With two separate configurations, we decouple the statistical model from our rules.
More on SpanRuler’s parameters
Let’s step back a bit and examine the ruler.cfg
configuration file in detail.
Notice how the number of parameters present is small because we’ll use it as an
“extension” of the baseline config through the
assemble
command.
First, the pipeline
parameter declares the components present in the spaCy
pipeline with their order. We add the span_ruler
after the ner
component.
This process is similar to calling the command nlp.add_pipe("span_ruler", after="ner")
:
[nlp]
pipeline = ["tok2vec","ner", "span_ruler"]

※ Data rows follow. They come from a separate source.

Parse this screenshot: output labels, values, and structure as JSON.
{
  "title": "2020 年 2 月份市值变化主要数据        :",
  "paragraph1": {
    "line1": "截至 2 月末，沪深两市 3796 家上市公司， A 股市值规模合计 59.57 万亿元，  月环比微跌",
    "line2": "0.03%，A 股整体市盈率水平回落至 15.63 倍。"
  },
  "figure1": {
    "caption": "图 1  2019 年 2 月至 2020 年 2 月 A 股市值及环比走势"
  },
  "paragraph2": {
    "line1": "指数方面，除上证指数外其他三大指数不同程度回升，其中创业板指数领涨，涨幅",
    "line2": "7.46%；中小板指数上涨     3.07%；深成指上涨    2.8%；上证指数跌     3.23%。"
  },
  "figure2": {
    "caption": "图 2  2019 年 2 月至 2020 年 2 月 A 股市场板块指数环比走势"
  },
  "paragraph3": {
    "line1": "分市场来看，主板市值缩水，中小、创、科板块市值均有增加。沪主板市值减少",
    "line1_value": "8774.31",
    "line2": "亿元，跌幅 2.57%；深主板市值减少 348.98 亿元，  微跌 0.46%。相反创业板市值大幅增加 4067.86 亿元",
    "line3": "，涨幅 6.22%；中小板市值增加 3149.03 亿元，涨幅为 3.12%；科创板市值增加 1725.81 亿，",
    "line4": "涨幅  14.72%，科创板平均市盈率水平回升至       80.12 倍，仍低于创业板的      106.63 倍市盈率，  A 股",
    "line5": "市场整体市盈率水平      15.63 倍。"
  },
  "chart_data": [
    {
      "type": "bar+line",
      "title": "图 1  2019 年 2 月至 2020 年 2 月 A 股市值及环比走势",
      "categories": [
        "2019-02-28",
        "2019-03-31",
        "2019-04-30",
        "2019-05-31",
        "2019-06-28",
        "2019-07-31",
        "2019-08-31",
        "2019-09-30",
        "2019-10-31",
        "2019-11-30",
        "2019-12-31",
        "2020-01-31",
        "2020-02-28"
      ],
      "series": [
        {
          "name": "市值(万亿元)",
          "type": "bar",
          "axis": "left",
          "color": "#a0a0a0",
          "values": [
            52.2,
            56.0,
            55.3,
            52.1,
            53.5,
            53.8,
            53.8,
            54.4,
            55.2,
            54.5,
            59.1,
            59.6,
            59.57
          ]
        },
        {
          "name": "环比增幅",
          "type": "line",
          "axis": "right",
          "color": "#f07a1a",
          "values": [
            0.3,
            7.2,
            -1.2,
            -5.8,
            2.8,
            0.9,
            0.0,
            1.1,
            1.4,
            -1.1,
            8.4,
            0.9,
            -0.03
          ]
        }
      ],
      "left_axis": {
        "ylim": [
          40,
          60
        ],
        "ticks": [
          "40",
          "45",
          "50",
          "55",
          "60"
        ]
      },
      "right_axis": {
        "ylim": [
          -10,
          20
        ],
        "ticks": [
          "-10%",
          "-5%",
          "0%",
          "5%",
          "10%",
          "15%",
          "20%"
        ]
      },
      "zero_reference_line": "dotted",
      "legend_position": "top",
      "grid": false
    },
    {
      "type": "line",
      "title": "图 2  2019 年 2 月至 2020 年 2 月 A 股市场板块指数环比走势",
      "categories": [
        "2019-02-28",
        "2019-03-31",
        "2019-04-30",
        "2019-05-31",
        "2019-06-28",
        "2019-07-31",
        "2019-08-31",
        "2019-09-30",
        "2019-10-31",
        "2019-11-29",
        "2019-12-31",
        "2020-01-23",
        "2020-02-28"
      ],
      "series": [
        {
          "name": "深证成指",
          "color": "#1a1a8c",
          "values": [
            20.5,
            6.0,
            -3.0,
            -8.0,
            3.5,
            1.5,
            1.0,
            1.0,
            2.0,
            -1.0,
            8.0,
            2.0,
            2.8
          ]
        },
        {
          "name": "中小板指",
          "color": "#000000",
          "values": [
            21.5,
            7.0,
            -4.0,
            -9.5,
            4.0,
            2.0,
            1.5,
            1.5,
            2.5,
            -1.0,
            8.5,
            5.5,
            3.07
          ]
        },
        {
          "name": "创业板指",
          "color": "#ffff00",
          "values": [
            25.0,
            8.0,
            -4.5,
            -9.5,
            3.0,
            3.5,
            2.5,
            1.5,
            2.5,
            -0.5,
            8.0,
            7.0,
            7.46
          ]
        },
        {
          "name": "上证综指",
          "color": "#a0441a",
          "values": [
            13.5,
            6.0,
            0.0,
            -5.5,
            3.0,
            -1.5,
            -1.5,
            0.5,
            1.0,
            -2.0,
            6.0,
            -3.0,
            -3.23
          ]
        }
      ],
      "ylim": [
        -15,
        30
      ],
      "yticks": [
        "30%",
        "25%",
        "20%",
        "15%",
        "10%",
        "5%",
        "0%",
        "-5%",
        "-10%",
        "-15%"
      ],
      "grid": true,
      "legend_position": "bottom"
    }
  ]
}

Then we source the tok2vec
and ner
pipelines from the trained NER model.
Here, we pass the path to model-best
. We can also override these parameters in
the actual assemble
command by passing
a value to --components.tok2vec.source
and --components.ner.source
:
[components.tok2vec]
source = training/model-best
[components.ner]
source = training/model-best
Then, we setup the parameters for the
SpanRuler. Here, we want it as an improvement
to our NER pipeline, so we set annotate_ents=True
and spans_key=null
(we’re
not interested in span categorization).
This setting enables the SpanRuler to assign
the detected entities in the Doc.ents
attribute while ignoring Doc.spans
. We
don’t want to erase the entities detected by the original NER model, so we set
overwrite
to false
.
[components.span_ruler]
factory = "span_ruler"
spans_key = null
annotate_ents = true
ents_filter = {"@misc": "spacy.prioritize_new_ents_filter.v1"}
validate = true
overwrite = false
Lastly, we initialize our SpanRuler
by
passing it our custom registered function. Because we registered my_rules.v1
in the misc
registry, we can access it using the dictionary format below:
[initialize.components.span_ruler]
patterns = {"@misc": "my_rules.v1"}
Final thoughts
In this blog post, I talked about a design pattern to better organize and
write rules. Here I introduced a “config-first” approach that stores our
rules as a registered function in a configuration file rather than in the
patterns.jsonl
file. We also talked about using spaCy’s
assemble
command to combine the ner
and
span_ruler
pipelines together. Also, huge thanks to Ákos
Kádár for helping me realize this
approach while I was working on the SpanRuler.
Lastly, you can find an example project for the
SpanRuler that uses this pattern in the
explosion/projects
repository. Feel
free to clone and use it as a starting point!